Nebenbei hat er im „Hundeland“ Großbritannien die bis dahin verächtlich betrachteten Katzen als Haustiere und Objekt der menschlichen Zuneigung etabliert – und über allem stand sein außergewöhnliches Zeichentalent und seine (wohl vererbte) labile Psyche, die ihn in der Nervenheilanstalt enden ließ… Eine Erzählstimme aus dem Off (im Original gehört sie Olivia Colman) klärt unaufdringlich manches Detail des sozialen Hintergrunds. Und die Bildersprache des Films weicht immer wieder behutsam von der Realität ab…

Benedict Cumberbatch spielt den Mann in Bedrängnis, und es ist wieder einmal eine seiner Großleistungen, weil man die ganze Zeit spürt, dass etwas nicht mit ihm stimmt – und dass es nicht nur sein Künstlerwesen ist, das diese permanente, tragische Hochspannung erklärt.
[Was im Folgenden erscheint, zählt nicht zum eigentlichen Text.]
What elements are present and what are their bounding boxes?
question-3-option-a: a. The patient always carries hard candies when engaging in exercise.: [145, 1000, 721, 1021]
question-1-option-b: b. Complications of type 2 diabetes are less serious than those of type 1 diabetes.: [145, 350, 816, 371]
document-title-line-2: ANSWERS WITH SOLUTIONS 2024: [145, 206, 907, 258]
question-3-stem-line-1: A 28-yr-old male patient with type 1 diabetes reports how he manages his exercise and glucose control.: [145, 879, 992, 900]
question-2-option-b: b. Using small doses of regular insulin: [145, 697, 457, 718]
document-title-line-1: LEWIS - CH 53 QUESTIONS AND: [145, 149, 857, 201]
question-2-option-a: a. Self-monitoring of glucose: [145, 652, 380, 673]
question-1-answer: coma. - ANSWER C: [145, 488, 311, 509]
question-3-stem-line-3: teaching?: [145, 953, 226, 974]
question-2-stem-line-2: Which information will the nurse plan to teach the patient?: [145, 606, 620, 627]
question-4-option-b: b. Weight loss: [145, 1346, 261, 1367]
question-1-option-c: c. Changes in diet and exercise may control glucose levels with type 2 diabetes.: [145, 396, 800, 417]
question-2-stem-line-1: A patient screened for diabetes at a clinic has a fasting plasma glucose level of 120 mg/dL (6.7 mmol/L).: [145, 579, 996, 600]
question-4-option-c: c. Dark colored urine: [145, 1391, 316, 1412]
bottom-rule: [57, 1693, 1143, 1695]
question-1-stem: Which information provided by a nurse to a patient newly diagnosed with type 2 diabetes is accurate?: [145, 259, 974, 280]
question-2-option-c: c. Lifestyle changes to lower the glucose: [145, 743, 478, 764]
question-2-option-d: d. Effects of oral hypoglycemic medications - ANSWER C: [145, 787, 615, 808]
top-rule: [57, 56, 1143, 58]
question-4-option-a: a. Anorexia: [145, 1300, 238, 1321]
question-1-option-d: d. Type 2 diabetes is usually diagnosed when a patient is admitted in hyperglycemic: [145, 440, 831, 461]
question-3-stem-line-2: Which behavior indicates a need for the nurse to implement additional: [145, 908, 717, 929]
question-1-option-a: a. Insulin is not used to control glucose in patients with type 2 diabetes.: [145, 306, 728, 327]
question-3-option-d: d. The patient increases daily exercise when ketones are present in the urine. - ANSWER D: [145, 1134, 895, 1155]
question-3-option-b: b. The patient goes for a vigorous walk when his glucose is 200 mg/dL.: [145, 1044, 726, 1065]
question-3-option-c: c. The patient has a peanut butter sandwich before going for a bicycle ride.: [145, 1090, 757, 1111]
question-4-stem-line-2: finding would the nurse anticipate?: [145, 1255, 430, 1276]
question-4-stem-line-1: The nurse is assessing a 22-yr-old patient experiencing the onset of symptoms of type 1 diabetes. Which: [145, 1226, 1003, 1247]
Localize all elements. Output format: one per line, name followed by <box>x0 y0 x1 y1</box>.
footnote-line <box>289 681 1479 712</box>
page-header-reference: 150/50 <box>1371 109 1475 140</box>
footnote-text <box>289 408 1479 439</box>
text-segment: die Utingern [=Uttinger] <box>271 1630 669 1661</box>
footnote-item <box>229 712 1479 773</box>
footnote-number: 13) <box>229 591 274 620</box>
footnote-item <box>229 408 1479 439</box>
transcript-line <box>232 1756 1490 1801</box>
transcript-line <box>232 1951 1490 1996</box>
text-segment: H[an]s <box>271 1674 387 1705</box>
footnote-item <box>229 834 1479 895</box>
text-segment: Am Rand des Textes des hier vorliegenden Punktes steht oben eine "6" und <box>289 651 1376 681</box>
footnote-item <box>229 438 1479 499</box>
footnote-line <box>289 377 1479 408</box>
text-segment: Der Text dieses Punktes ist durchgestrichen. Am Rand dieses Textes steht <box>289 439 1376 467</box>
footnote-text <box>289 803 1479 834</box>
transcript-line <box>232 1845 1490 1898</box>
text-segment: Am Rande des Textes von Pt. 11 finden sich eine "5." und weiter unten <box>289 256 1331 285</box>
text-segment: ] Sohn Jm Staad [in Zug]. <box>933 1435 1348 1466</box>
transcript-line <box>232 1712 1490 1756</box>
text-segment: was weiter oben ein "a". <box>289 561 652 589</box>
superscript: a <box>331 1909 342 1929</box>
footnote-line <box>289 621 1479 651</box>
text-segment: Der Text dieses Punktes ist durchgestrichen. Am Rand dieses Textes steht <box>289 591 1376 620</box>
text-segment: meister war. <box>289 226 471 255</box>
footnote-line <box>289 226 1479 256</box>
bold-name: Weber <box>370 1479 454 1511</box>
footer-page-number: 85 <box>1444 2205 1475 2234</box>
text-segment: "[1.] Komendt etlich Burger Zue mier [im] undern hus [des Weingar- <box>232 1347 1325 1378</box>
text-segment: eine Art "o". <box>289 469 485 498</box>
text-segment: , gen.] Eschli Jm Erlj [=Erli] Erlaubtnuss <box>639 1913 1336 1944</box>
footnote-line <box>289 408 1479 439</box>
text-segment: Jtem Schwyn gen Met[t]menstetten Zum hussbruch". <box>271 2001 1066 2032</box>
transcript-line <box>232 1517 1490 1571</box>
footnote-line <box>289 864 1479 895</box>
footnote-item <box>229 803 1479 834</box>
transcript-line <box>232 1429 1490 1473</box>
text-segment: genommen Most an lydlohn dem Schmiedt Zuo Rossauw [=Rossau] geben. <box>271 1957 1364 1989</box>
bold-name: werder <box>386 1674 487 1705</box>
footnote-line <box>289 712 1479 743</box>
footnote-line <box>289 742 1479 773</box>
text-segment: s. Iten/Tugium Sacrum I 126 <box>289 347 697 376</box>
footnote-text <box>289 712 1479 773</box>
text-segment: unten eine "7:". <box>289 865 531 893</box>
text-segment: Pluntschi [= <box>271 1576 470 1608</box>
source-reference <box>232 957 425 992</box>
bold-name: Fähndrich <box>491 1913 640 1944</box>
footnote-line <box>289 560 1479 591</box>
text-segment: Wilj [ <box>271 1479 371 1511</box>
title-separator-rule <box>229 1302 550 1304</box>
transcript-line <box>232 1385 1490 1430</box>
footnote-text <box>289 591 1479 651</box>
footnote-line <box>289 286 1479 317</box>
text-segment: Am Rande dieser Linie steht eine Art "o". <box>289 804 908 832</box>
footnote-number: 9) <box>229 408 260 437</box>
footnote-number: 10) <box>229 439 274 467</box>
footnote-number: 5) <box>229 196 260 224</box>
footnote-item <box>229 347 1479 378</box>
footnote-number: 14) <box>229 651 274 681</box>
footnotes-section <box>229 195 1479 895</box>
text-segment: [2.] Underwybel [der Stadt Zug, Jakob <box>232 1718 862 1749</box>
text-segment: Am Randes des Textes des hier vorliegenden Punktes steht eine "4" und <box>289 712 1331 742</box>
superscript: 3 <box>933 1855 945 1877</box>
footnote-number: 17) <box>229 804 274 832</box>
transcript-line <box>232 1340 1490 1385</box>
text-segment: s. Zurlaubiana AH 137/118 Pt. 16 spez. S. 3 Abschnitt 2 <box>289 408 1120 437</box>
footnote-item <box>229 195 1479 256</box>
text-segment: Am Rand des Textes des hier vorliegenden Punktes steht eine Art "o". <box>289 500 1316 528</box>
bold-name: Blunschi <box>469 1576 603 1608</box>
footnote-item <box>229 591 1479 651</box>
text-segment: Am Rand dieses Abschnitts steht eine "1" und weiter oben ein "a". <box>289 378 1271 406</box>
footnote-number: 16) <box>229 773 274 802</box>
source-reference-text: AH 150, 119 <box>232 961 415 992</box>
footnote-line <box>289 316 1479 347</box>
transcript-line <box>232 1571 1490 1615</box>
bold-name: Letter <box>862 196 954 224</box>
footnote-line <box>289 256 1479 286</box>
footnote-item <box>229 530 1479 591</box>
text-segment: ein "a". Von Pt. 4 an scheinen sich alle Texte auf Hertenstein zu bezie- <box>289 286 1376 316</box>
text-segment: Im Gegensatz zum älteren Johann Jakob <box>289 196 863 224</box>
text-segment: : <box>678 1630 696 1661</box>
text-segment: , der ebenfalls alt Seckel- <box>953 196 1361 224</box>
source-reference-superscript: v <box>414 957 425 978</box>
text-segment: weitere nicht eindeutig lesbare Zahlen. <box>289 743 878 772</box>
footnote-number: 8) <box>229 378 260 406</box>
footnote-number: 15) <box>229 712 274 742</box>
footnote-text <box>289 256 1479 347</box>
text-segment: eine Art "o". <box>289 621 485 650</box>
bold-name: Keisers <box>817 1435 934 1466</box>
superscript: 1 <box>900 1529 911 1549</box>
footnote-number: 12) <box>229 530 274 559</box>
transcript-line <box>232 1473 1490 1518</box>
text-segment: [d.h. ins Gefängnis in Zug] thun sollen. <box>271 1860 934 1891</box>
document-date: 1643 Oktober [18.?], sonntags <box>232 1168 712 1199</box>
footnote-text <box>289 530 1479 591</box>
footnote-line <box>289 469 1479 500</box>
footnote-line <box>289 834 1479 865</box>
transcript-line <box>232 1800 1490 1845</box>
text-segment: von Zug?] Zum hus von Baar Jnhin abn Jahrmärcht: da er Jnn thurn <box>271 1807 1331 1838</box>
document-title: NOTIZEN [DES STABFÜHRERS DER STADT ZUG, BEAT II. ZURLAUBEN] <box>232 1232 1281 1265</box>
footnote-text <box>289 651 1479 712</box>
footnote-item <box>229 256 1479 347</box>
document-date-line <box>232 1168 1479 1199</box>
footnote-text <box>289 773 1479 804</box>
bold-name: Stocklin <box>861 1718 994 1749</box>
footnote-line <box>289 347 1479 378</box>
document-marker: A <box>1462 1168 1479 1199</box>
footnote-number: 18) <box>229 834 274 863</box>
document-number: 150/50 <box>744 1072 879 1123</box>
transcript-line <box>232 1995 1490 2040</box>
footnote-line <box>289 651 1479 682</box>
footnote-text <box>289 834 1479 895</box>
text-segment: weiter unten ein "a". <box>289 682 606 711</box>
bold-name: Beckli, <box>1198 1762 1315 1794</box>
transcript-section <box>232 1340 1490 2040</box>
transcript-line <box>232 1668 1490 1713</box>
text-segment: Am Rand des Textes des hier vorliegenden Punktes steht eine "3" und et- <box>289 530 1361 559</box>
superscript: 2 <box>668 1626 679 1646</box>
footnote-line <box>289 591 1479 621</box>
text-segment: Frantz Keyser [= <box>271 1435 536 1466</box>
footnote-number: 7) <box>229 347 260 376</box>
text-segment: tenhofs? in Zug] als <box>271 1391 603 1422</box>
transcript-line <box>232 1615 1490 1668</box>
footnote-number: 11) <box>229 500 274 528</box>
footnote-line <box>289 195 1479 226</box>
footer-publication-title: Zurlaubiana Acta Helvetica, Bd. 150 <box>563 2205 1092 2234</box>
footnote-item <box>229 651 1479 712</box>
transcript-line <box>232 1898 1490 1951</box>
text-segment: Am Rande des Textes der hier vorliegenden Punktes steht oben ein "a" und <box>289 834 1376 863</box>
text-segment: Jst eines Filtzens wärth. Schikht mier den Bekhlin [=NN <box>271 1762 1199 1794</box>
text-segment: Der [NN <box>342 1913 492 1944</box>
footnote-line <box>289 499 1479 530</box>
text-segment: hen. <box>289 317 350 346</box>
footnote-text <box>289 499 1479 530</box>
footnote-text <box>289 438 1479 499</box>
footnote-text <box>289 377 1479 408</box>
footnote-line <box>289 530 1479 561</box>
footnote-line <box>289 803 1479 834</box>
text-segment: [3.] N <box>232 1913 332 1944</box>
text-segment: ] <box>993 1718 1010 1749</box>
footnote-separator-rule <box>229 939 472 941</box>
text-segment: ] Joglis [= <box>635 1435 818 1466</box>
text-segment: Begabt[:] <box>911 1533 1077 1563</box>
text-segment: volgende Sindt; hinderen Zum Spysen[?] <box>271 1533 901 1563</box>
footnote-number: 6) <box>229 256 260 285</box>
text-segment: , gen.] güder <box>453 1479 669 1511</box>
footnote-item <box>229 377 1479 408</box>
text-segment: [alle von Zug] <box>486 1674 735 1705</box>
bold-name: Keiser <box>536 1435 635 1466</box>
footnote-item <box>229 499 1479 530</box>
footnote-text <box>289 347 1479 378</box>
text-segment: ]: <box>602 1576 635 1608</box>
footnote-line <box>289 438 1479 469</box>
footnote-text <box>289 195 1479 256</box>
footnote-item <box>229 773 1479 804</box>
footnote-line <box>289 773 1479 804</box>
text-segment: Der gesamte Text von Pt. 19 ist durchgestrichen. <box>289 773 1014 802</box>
Als einziger und ältester Sohn einer kranken Witwe mit fünf jüngeren Schwestern, von denen eine (Andrea Riseborough als Caroline Wain) versuchte, durch strenges Regiment den Bruder immer wieder zu verpflichten, sie alle zu ernähren, stand er unter geradezu unglaublichem Druck. (Von einer der Schwestern, Marie, erfährt man später, dass sie in der Psychiatrie gelandet ist.) Diese Familienszenen unter stets nur Zeit, Aufmerksamkeit und Geld fordernden Frauen sind von beklemmender Dichte.

Als Schnellzeichner ist Wain in einem Zeitalter, wo noch nicht die Fotografie die Bilderwelt der Zeitungen beherrschte, trotz seiner Launen und Unberechenbarkeit sehr gefragt – Toby Jones als Sir William Ingram, der die „Illustrated London News“ leitete, spielt das, was es im wahren Leben kaum gibt, einen verständnisvollen Verleger / Chefredakteur, der sich auf die Exzentrik eines Künstlers einlässt, weil er einfach das ungewöhnliche Talent erkennt.

Louis Wain hat einmal versucht, sich aus der Tyrannei seiner weiblichen Familie zu befreien, und für kurze Zeit ist es auch gelungen. Mit Emily Richardson (Claire Foy mit wunderbarem Reichtum an Verstand und Gefühl) kam eine Gouvernante in seine Familie, die imstande war, mit ihm die eisernen gesellschaftlichen Regeln zu durchbrechen. Denn – ein Gentleman heiratet nicht unter seinem Stand, schon gar nicht eine Frau aus dem Personal. Und noch weniger, wenn sie zehn Jahre älter ist als er. Die Familie (und die Gesellschaft rundum) war erschüttert, aber das Paar zog sich aufs Land zurück und war glücklich. Und sie nahmen einen streunenden Kater auf, den sie Peter nannten und der Louis Wain lehrte, das Wesen der Katzen zu verstehen (in einigen Szenen, die surreal sind wie vieles an diesem auch gestalterisch bemerkenswerten Film, sprechen sie auch…).

Das an Tragödien reiche Leben des Louis Wain beraubte ihn nach wenigen Jahren seiner glücklichen Beziehung (Emily starb an Krebs), und es ist die Kunst der beiden Darsteller, dass ihre Szenen um das Wissen des Endes den Kitsch bestenfalls am Rande streifen… Für Wain bedeutete der Tod seiner Frau, dass er wieder in die Arme seiner unverändert anstrengenden und fordernden Familie zurück geworfen wurde.

Inzwischen waren die Katzenbilder – Katzen, die er vermenschlichte, ein früher Disney, ganz ohne dessen Lieblichkeit – eine allgemeine Sensation geworden. Das Geld damit machten die anderen, weil Wain viel zu weltfremd gewesen war, sich das Copyright auf sein Werk zu sichern. Erschütternd, wie man ihn – alt geworden, unter alten Schwestern – dann in einem Armenhospital begegnet. Manche seiner Katzen, die er zeichnet, sind nun beängstigend dämonisch – und werden teilweise auch von Elektrizität gebeutelt…

Seufzend erhebt man sich aus dem Kinosessel und überlegt, warum große Künstler oft ein äußerlich und innerlich so schweres Leben haben müssen. Getröstet wird man als Filmfreund allerdings dadurch, dass man wieder eine ganz besondere Leistung von Benedict Cumberbatch gesehen hat – ein von Menschen und Dämonen Gejagter.